One of the few Chagas clinics in the nation is run by Sheba Meymandi, a physician at Olive View-UCLA Medical Center in Los Angeles.

Dr. Meymandi hits the road one weekend a month with a car full of PVC piping and lengths of cloth, which she uses to transform church sanctuaries into makeshift clinics with curtained exam rooms. At each stop, she tries to persuade Latinos to be tested.

It is a hard sell. Those who feel fine see no need to be tested for what sounds like an exotic disease. And those who have heard about Chagas have also heard that the treatment is exceptionally grueling -- three daily doses of a drug that can cause insomnia, nausea, memory loss and a possible lack of sensation in the limbs. The cure rate is about 70%.

Dr. Meymandi presses on, spurred by the reports that regularly cross her desk, such as the recent case of a 38-year-old gardener who dropped dead, his heart ruined by the parasite. "This is no longer an exotic disease," Dr. Meymandi. "It's prevalent."

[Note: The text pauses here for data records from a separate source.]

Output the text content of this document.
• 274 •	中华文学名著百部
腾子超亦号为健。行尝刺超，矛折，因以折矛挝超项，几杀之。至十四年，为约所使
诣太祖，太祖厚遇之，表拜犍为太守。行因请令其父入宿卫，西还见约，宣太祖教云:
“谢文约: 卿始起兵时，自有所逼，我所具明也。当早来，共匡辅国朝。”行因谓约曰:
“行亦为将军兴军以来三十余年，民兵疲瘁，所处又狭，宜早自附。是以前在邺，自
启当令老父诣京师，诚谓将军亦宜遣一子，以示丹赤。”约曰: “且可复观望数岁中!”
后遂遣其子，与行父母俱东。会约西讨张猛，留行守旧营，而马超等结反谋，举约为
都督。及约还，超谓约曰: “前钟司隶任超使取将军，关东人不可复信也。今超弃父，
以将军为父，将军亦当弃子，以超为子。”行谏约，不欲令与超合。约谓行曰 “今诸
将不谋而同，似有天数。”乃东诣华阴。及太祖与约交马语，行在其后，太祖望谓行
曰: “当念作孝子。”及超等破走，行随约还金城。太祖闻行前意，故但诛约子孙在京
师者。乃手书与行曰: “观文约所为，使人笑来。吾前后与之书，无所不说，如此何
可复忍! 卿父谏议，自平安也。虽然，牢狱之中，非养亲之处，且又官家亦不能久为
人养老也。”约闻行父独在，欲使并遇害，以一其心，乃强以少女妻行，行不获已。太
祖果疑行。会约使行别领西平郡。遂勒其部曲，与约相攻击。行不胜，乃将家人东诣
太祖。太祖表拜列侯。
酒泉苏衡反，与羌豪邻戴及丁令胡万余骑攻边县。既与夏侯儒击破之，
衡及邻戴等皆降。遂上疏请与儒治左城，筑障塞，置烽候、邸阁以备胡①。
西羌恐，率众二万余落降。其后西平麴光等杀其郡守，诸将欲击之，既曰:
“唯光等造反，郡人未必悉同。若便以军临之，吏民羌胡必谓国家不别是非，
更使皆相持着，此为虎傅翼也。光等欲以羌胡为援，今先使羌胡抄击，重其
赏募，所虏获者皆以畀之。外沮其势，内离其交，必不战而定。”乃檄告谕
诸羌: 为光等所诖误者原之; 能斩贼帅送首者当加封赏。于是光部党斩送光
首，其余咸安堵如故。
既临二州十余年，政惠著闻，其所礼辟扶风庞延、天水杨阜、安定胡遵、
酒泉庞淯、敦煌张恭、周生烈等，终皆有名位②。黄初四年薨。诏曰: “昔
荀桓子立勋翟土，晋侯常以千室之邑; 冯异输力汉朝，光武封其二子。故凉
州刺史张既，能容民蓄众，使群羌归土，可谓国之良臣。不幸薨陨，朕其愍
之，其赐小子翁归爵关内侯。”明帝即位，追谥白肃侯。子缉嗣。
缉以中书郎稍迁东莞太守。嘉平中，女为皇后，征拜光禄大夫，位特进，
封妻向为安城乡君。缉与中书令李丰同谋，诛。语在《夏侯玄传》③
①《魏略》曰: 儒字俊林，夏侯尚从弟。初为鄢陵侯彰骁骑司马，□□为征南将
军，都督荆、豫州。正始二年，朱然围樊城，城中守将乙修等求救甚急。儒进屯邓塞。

Public-health experts say the first step in fighting the infections is to learn more about them. "We understand the basic biology," said Mark Eberhard, who directs the parasitic-diseases division at the Centers for Disease Control and Prevention. "But we don't understand that much about the burden of these diseases."

Hoping to raise awareness -- and money for research -- the CDC is teaming with private foundations to organize a national summit this fall for doctors, nurses, community activists and politicians.

Health-care legislation pending in the House calls for a full report to Congress about the threat from this cluster of diseases, termed "neglected infections of poverty," as their consequences threaten to increase U.S. health-care costs.